La ville de Cotonou, cœur économique du Bénin, a été secouée ce dimanche matin par une tentative de renversement du pouvoir. Si des militaires ont affirmé à la télévision nationale avoir démis le président Patrice Talon, les autorités assurent que l’ordre a rapidement été rétabli.
Déroulement des événements à Cotonou
L’alerte a été donnée lorsque huit soldats armés, se présentant comme les membres du « Comité militaire pour la refondation » (CMR), ont fait irruption sur les écrans de la télévision publique. Ces derniers ont proclamé la destitution du chef de l’État et l’instauration d’une nouvelle présidence dirigée par un lieutenant-colonel.
Pour justifier leur action, les putschistes ont évoqué plusieurs motifs :
- La dégradation de la sécurité dans le nord du Bénin.
- Le manque de soutien aux familles des soldats tombés au front.
- Des irrégularités dans les promotions au sein de l’armée.
- Une érosion des libertés fondamentales et des revendications sociales non satisfaites.
Durant la matinée, des tirs ont retenti dans la capitale économique. Des troupes ont bloqué les accès stratégiques menant au palais présidentiel, à la télévision nationale, ainsi qu’à certains quartiers diplomatiques et hôteliers comme celui du Sofitel. Malgré ces tensions localisées, la population de Cotonou a globalement continué ses activités habituelles.
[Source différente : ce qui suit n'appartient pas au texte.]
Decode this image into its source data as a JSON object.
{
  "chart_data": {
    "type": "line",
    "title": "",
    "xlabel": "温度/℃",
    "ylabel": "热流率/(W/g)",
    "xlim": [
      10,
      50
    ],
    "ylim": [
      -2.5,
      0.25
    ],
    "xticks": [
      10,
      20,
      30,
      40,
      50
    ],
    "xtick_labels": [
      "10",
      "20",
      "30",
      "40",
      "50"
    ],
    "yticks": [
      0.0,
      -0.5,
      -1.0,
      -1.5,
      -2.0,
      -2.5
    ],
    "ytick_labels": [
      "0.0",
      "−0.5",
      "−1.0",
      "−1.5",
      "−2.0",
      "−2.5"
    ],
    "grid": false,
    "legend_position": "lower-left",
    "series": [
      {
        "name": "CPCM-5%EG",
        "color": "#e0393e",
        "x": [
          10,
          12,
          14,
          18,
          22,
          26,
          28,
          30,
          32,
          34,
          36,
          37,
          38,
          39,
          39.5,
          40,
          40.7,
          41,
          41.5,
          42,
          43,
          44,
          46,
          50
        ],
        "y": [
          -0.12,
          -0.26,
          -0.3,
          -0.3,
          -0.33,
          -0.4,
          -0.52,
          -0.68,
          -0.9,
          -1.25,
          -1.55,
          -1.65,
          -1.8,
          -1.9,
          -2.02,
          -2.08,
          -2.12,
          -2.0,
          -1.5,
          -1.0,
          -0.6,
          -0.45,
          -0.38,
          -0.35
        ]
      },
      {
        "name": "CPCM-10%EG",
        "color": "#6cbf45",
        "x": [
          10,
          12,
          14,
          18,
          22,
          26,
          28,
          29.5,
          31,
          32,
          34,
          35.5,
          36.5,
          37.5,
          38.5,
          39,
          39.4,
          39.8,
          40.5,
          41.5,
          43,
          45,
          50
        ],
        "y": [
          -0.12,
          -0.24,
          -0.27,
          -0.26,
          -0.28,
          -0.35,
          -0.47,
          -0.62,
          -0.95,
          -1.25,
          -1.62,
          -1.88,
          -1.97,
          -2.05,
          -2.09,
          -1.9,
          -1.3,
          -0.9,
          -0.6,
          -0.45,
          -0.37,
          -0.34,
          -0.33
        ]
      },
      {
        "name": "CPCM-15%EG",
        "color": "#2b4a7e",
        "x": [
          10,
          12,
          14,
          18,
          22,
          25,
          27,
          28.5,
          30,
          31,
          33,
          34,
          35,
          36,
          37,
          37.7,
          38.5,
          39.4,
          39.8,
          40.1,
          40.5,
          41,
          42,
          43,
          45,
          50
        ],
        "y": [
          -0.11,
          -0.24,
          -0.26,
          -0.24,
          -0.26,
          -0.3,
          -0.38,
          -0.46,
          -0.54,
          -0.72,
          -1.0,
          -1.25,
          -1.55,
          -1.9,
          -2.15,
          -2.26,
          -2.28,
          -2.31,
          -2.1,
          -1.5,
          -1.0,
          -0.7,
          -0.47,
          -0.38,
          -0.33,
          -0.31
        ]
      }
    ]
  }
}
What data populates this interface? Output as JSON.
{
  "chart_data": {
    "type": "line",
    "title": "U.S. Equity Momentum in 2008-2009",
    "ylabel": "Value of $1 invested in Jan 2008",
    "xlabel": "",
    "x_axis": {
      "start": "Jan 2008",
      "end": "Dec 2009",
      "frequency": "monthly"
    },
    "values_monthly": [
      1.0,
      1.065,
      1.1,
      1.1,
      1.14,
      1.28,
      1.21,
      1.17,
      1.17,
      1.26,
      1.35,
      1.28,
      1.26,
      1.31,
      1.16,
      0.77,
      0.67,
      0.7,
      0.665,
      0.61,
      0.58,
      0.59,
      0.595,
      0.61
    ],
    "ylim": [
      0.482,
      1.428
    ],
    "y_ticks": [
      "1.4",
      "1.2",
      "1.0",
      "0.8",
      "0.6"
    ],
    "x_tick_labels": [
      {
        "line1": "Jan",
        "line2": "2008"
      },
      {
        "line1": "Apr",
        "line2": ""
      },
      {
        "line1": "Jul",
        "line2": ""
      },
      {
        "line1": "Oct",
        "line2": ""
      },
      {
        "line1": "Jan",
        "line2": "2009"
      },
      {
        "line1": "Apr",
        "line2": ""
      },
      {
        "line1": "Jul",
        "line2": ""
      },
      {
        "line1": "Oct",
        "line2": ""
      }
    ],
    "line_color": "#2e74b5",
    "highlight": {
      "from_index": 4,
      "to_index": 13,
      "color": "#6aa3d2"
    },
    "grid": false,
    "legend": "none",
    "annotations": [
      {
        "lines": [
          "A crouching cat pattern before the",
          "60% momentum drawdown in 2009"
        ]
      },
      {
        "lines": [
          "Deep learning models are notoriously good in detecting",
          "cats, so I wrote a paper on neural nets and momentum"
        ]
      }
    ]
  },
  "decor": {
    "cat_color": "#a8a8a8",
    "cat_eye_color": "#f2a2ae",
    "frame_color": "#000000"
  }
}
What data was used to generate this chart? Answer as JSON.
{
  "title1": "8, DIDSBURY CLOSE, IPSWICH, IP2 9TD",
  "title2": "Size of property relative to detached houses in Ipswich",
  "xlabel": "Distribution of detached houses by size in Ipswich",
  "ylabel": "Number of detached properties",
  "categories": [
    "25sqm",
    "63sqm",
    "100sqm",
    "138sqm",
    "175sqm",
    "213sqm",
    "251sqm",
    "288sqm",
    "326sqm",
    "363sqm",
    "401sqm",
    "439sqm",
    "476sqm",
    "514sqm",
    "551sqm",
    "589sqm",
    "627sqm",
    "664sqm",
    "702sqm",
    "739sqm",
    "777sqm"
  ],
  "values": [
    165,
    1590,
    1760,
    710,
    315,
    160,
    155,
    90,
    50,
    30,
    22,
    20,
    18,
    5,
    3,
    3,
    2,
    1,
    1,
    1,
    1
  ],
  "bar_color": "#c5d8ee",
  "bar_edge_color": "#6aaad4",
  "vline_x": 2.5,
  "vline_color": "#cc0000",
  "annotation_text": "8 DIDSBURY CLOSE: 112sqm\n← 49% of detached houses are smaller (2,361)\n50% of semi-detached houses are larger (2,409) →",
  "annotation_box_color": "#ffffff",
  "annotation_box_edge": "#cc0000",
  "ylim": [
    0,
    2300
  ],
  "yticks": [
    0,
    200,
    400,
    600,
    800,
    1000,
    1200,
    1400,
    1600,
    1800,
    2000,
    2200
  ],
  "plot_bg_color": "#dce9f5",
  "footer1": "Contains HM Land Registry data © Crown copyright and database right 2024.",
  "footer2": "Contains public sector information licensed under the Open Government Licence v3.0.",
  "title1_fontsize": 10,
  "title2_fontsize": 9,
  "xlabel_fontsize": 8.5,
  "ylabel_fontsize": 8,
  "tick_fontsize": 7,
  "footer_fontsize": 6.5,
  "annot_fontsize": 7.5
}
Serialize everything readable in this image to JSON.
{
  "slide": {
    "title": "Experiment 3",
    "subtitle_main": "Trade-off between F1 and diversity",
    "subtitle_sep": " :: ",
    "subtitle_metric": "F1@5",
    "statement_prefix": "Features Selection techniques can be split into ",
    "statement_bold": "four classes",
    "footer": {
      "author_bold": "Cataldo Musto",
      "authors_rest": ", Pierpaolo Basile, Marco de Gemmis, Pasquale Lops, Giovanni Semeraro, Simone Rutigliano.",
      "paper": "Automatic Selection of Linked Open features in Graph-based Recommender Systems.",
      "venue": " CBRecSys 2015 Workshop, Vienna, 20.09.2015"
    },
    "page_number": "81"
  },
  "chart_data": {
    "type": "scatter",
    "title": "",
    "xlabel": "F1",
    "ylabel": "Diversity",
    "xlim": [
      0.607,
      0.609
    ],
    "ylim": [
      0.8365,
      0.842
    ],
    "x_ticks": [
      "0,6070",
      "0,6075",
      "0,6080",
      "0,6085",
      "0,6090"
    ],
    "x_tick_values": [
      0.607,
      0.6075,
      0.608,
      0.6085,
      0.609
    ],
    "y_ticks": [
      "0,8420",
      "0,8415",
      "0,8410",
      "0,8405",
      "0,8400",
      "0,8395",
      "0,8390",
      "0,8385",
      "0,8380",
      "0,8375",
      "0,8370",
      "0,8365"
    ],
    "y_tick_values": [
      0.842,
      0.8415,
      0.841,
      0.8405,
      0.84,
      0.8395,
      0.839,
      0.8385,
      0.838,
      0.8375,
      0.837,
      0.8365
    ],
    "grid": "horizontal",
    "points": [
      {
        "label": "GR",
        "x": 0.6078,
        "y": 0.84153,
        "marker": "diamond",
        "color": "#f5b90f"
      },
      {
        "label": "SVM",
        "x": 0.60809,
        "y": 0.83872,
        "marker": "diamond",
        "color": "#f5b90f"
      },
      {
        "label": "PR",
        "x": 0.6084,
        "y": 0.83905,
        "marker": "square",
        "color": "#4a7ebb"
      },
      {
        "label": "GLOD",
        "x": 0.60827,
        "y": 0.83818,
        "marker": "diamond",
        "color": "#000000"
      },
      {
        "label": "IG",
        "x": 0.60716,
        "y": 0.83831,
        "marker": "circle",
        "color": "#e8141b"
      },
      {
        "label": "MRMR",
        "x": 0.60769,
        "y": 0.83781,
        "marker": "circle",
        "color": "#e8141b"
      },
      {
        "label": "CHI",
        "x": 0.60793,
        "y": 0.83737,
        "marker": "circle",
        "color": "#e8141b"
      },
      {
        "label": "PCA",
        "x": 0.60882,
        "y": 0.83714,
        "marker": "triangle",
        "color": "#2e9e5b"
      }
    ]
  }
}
Une riposte immédiate des forces loyalistes
Le gouvernement béninois n’a pas tardé à réagir. Alassane Seidou, ministre de l’Intérieur, a affirmé que la manœuvre avait été « mise en échec » grâce à la fidélité des forces armées républicaines. Selon les autorités, il s’agissait d’un groupe isolé qui n’a jamais eu le contrôle réel du pays. Une douzaine de militaires, dont les instigateurs du mouvement, auraient déjà été interpellés.
L’entourage de Patrice Talon a confirmé que le président était en parfaite sécurité. Les points névralgiques du pouvoir, notamment la résidence présidentielle, n’ont jamais été occupés par les insurgés.
Le profil de Patrice Talon et le climat politique
Au pouvoir depuis deux mandats, Patrice Talon devrait quitter ses fonctions en avril 2026, la Constitution limitant strictement le nombre de mandats. Bien que crédité d’une gestion économique performante, il fait face à des critiques concernant un virage autoritaire présumé. Le contexte sécuritaire est également marqué par la menace djihadiste croissante dans les régions septentrionales du pays.
Indignation de la communauté internationale
La tentative de coup d’État a suscité une condamnation unanime. La CEDEAO a dénoncé une atteinte à la volonté populaire, tandis que l’Union africaine, par la voix de Mahamoud Ali Youssouf, a exigé l’arrêt immédiat des actions illégales et le retour des militaires dans leurs casernes respectives.
Un pays marqué par une histoire mouvementée
Le Bénin possède un historique politique jalonné d’interventions militaires. Des putschs ont marqué les années 1963, 1965 et 1969 avec des figures comme Christophe Soglo ou Paul Emile de Souza. Plus récemment, sous l’ère Talon, des tentatives avaient déjà été signalées en 2020 et en septembre 2024. Cet événement s’inscrit dans une instabilité régionale plus large, touchant des pays voisins comme le Mali, le Burkina Faso ou le Niger.